No organization wants workers to face health and safety risks. But if routine maintenance isn’t performed, there is an increased risk of a worker being involved with an accident due to defective equipment. If your company is liable for an employee injury that could have been prevented via simple machine maintenance, your business’s reputation could become ruined.
A Lack of Routine Maintenance Can Cause Machine Failure
If your facility should experience catastrophic machine failure, it will throw off your entire operations. That can have a devastating impact on your productivity and profits. But catastrophic machine failure can be avoided with simple scheduled maintenance.

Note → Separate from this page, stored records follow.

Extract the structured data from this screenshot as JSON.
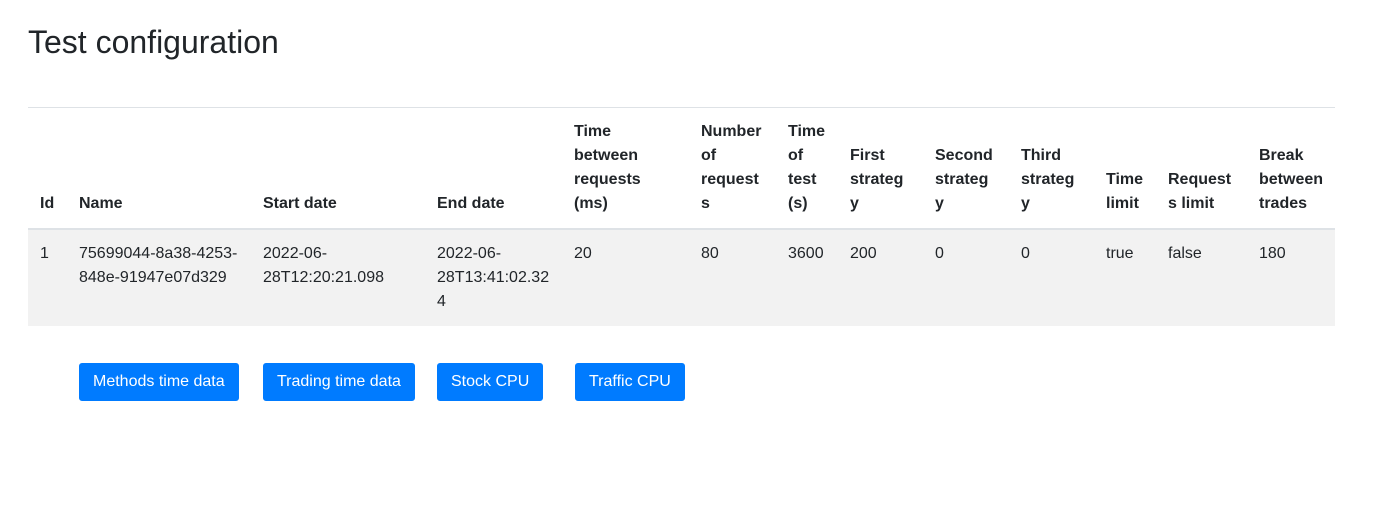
{
  "page": {
    "title": "Test configuration"
  },
  "table": {
    "headers": {
      "id": "Id",
      "name": "Name",
      "start_date": "Start date",
      "end_date": "End date",
      "time_between_requests": "Time between requests (ms)",
      "number_of_requests": "Number of requests",
      "time_of_test": "Time of test (s)",
      "first_strategy": "First strategy",
      "second_strategy": "Second strategy",
      "third_strategy": "Third strategy",
      "time_limit": "Time limit",
      "requests_limit": "Requests limit",
      "break_between_trades": "Break between trades"
    },
    "rows": [
      {
        "id": "1",
        "name": "75699044-8a38-4253-848e-91947e07d329",
        "start_date": "2022-06-28T12:20:21.098",
        "end_date": "2022-06-28T13:41:02.324",
        "time_between_requests": "20",
        "number_of_requests": "80",
        "time_of_test": "3600",
        "first_strategy": "200",
        "second_strategy": "0",
        "third_strategy": "0",
        "time_limit": "true",
        "requests_limit": "false",
        "break_between_trades": "180"
      }
    ]
  },
  "buttons": {
    "methods_time_data": "Methods time data",
    "trading_time_data": "Trading time data",
    "stock_cpu": "Stock CPU",
    "traffic_cpu": "Traffic CPU"
  },
  "colors": {
    "primary_button": "#007bff",
    "row_background": "#f2f2f2",
    "text": "#212529",
    "border": "#dee2e6"
  }
}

Furthermore, as long as you stagger machinery maintenance correctly, you can ensure there is no unwanted downtime that will affect your scheduled production. Also, if your machinery should experience a catastrophic failure, it could be costly or even impossible to repair; in which case, you’ve just lost a major business asset.
Types of Maintenance to Perform
Machine maintenance affects every mechanical asset and every employee who uses the machinery, so you need to have an excellent maintenance strategy in place. That involves knowing which maintenance operations to conduct and when to perform them.
Routine maintenance involves basic maintenance tasks like checking, testing, and replacing parts on an ongoing basis.
Other types of maintenance to regularly perform include:
- Preventive maintenance, which involves identifying potential problems and taking steps to solve them before an issue occurs.
- Corrective maintenance, which involves tasks that get mechanical assets back into full working order, such as realigning parts during routine inspections.
- Condition-based maintenance, which involves monitoring the condition of machines and performing maintenance tasks when there is evidence of a decrease in performance.
- Predictive maintenance, which is similar to condition-based maintenance in that it enables problems to be identified before machine failure happens. Predictive maintenance uses tools and sensors to track a machine’s performance in real-time.
- Prescriptive maintenance, which uses machine learning and artificial intelligence to automate the maintenance process further. Sensors track the performance of machines to let you know what maintenance work needs to be completed and when it needs to be done.
Summing Up
By implementing a routine maintenance strategy and incorporating other maintenance methods, you can ensure your mechanical assets remain in excellent condition for years to come. That means the machinery will hold its second-hand market value and you can save significant expenses in your everyday operations.